Everything to the right of the equals sign is an expression. All four of them. Each building on the one before it, and resolving in the final expression.

`$m`

is self evident. It is a string expression.

`$n`

is the string length. We know that it is 1 more than we need it, but I like to resolve things rather than mutate the output of a pure function.

`$r`

is random number between `1`

and `$n`

, inclusive. I start with `1`

because I don't want the subtraction later to give a negative 1. Again, I want a pure result, not one I've mutated.

With 1 and $n both being offset by 1, we're just shifting the whole range over by one.

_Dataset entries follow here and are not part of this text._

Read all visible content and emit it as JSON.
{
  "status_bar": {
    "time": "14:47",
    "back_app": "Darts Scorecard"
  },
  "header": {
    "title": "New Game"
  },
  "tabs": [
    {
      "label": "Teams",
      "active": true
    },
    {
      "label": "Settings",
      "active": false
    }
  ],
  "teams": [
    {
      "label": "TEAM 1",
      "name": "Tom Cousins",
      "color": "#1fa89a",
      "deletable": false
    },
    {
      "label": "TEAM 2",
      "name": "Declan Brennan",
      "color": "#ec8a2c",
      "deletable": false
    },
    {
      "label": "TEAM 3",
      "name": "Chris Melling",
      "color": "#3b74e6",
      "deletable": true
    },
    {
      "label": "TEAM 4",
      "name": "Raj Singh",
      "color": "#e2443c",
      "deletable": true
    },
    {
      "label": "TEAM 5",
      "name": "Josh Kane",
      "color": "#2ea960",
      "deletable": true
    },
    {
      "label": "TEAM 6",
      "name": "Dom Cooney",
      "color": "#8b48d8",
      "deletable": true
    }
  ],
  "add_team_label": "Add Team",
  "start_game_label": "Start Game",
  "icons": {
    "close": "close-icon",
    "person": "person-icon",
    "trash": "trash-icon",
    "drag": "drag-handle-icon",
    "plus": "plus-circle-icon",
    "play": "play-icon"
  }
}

This is what takes place in the final expression, `$c`

, the `$r - 1`

expression..

This can be written into a single echo statement. Consider,

`print substr($m, $r - 1, 1);`

substituting for `$r`

,

`print substr($m, rand(1, $n) - 1, 1);`

and now substituting for `$n`

,

`print substr($m, rand(1, strlen($m)) - 1, 1);`

and if we choose to go the distance, substitute for $m:

`print substr("name", rand(1, strlen("name")) - 1, 1);`

Now we have no variables, only the expressions they represented.

This example is not meant as a solution for you to pass. If any of the concepts are still fuzzy, go back and play around in the lessons for each function in this exercise. Be comfortable with them because they will be on call a lot.